When a customer gives you a 9 or a 10 in their rating, this is the time to reach out to them immediately and ask, in a non-cheesy way, for them to review your business on their review site of choice. If they are already big reviewers, you do not need to say anything more. You definitely do not want to be pushy at this juncture. The best you can do is to be helpful and create an environment that helps them deliver a fun and authentic review.
Some customers love your service but are not sure what to say. You can help them find their voices without putting words in their mouths. There is nothing worse than a fake review. Please do not give them a script to read or ask them to write one and read it. That comes across as horribly inauthentic and fake, and will work against you. Instead, ask them questions that prime them to phrase their experience in their own words. They must volunteer it in their own words and a happy tone. Otherwise, it comes across as fake.
I love authentic customer reviews because they expose the good, the bad, and the ugly in a business. As a marketing consultant, that’s the first place I look to find the truth about a business – as do customers.
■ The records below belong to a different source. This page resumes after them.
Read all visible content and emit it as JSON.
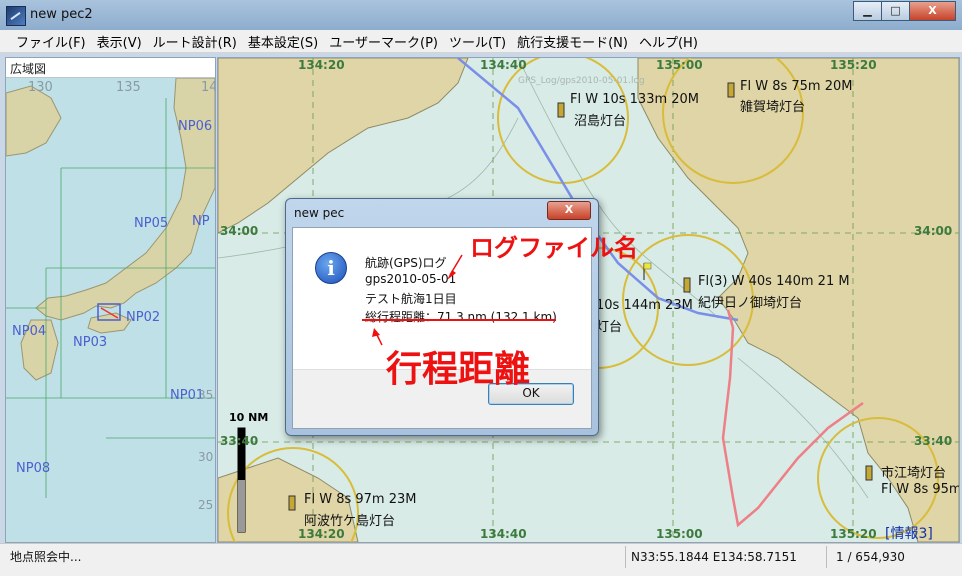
{
  "window": {
    "title": "new pec2",
    "minimize": "▁",
    "maximize": "□",
    "close": "X"
  },
  "menu": [
    "ファイル(F)",
    "表示(V)",
    "ルート設計(R)",
    "基本設定(S)",
    "ユーザーマーク(P)",
    "ツール(T)",
    "航行支援モード(N)",
    "ヘルプ(H)"
  ],
  "overview": {
    "title": "広域図",
    "lon_labels": [
      "130",
      "135",
      "14"
    ],
    "np_labels": [
      "NP06",
      "NP05",
      "NP",
      "NP04",
      "NP02",
      "NP03",
      "NP01",
      "NP08"
    ],
    "side_numbers": [
      "35",
      "30",
      "25"
    ]
  },
  "map": {
    "top_coords": [
      "134:20",
      "134:40",
      "135:00",
      "135:20"
    ],
    "bottom_coords": [
      "134:20",
      "134:40",
      "135:00",
      "135:20"
    ],
    "lat_left": [
      "34:00",
      "33:40"
    ],
    "lat_right": [
      "34:00",
      "33:40"
    ],
    "lighthouses": [
      {
        "spec": "Fl W 10s 133m 20M",
        "name": "沼島灯台"
      },
      {
        "spec": "Fl W 8s 75m 20M",
        "name": "雑賀埼灯台"
      },
      {
        "spec": "Fl(3) W 40s 140m 21 M",
        "name": "紀伊日ノ御埼灯台"
      },
      {
        "spec": "10s 144m 23M",
        "name": "灯台"
      },
      {
        "spec": "Fl W 8s 97m 23M",
        "name": "阿波竹ケ島灯台"
      },
      {
        "spec": "Fl W 8s 95m",
        "name": "市江埼灯台"
      }
    ],
    "scale_bar": "10 NM",
    "info_tag": "[情報3]",
    "faint_text": "GPS_Log/gps2010-05-01.log"
  },
  "dialog": {
    "title": "new pec",
    "close": "X",
    "lines": [
      "航跡(GPS)ログ",
      "gps2010-05-01",
      "テスト航海1日目",
      "総行程距離：71.3 nm (132.1 km)"
    ],
    "ok": "OK"
  },
  "annotations": {
    "logfile": "ログファイル名",
    "distance": "行程距離"
  },
  "status": {
    "left": "地点照会中...",
    "coords": "N33:55.1844 E134:58.7151",
    "scale": "1 / 654,930"
  }
}
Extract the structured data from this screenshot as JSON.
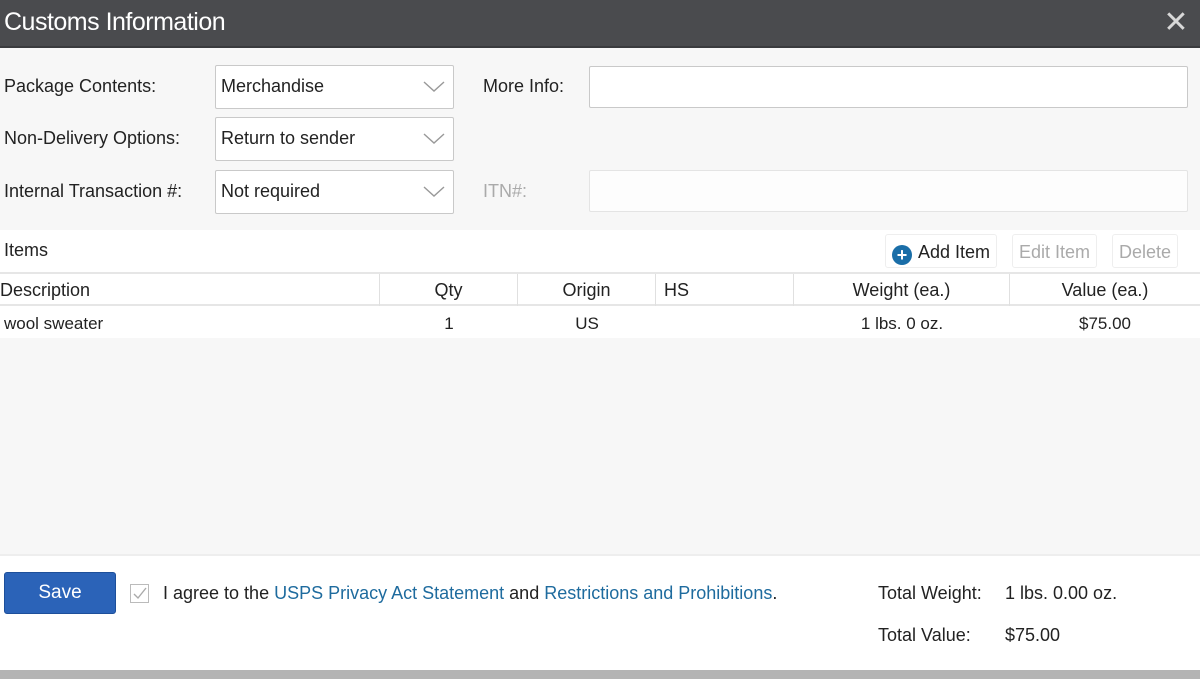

A business can generate good reviews only if it has effective policies and practices in place that customers love. You cannot fake it anymore. Businesses that get a lot of negative reviews need to really reconsider their model, as they will not be able to sustain their model in today’s highly social marketplace. My recommendations only work for businesses that customers love. I always tell my clients, if your customers love you, my job is easy and I can take you to the next level. If not, let’s review everything from the ground up. If you cannot make your customers happy, find something else to do, where you are able to make your customers happy. Life is short, be happy and make others happy by being your true, authentic, and happy self.